His Minister of Foreign Affairs told Reuters last month that the country, which has one of the highest HIV/AIDS infection rates in the world, already felt the impact of aid cuts since their health sector had depended on them.

“The biggest losers are Africa and Southeast Asia,” Denton said, adding that the measure “runs the risk of further damaging the development prospects of countries that already face terms of trade.”

But the formula is also sowing confusion among rich countries. For the European Union, a 20% punitive rate has produced, four times 5% that the World Trade Organization calculates as the EU average rate rate.

“Then, at least for us, it is a colossal inaccuracy,” said Stefano Berni, general manager of the consortium that represents the manufacturers of the specialized cheese of Grana Padano in Italy.

“It costs us three more times today to enter the US.

When asked about his methodology, the White House Secretary, Kush Desai, published in X that “we literally calculate the barriers of rates and non -tariffs” and we include a screenshot of a white house document that places the algebra behind the formula.

When asked in CNBC how the Formula, the Secretary of Commerce, Howard Lutnick, did not explain it directly, but said that commercial representative economists of the United States had worked for years in a metric that reflected all commercial barriers established by a certain country.

But economists around the world rushed to point out that the terms were canceled with each other in such a way that it could be reduced to a simple commercial deficit ratio of goods on trade exports of goods.

“There is really no methodology there,” said Mary Lovely, a senior member of the Peterson Institute. “It’s like finding that it has cancer and finding the medication is based on its weight divided by its age. The word ‘reciprocal’ is deeply misleading.”

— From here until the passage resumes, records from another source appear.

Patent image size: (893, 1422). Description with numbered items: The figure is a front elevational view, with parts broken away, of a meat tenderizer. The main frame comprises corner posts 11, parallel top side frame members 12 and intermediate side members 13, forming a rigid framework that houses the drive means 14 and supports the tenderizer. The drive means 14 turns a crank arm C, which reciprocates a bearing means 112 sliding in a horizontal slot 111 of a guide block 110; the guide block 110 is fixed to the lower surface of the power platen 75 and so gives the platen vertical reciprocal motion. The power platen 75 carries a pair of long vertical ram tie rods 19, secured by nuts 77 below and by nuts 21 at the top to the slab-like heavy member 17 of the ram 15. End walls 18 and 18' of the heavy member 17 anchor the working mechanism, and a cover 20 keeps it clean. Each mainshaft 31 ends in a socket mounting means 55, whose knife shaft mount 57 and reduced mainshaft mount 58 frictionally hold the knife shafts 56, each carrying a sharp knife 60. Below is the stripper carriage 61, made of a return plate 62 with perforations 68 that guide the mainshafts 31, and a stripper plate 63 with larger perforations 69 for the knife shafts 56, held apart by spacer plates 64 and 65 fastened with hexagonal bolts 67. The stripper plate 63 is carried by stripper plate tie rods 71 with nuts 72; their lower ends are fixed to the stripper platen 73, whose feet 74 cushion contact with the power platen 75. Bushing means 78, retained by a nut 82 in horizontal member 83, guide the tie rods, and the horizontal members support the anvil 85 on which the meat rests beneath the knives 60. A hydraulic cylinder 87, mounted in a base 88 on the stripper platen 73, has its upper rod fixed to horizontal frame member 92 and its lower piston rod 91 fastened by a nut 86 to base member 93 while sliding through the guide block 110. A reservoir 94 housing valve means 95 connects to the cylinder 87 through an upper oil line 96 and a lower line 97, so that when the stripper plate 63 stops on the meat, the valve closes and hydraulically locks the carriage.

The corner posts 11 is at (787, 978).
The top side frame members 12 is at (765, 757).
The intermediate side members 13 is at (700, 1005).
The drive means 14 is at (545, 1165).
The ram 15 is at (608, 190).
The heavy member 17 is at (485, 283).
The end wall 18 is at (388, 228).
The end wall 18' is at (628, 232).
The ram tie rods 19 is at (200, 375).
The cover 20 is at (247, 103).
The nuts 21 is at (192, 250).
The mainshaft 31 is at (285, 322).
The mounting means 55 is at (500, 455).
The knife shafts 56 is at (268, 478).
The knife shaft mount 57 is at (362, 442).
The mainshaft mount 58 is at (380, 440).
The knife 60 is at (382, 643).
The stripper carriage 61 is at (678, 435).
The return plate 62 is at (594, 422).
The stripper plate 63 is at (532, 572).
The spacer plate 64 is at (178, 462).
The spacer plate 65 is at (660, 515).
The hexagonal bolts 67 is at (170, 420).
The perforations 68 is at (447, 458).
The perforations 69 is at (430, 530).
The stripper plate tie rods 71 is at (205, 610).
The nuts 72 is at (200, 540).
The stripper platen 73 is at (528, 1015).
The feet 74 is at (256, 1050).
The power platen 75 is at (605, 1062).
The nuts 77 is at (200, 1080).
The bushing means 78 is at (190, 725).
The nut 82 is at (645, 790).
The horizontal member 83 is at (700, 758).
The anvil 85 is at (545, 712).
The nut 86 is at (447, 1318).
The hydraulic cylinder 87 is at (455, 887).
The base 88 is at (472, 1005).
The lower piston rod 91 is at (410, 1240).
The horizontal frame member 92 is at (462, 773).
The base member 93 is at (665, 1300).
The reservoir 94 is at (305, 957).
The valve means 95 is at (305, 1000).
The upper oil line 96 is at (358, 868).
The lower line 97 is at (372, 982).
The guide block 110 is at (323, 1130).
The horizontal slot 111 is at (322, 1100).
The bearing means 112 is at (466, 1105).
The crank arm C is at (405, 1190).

Robert Kahn, managing director of Global Macro For Eurasia Group Consultancy, agreed that it produced “many of these types of meaningless numbers that are not material.”

“Send a signal … that we are withdrawing from our relationships and alliances with them and is a cold shower for many of our traditional allies,” he told Reuters.

Others pointed out that he also raised questions about the widely sustained opinion that Trump is launching an opening gambit in what will be individual discussions with individual countries that will finally see the new rates of the United States.

“The United States has chosen a methodology that is essentially mechanical,” said Stephen Adams, a former European commercial advisor who now works for Global Counsel Consultancy.

“A practical question that raises is whether there is any scope to negotiate this … the United States has not identified any specific measure that can be changed to convince the president to change his mind.”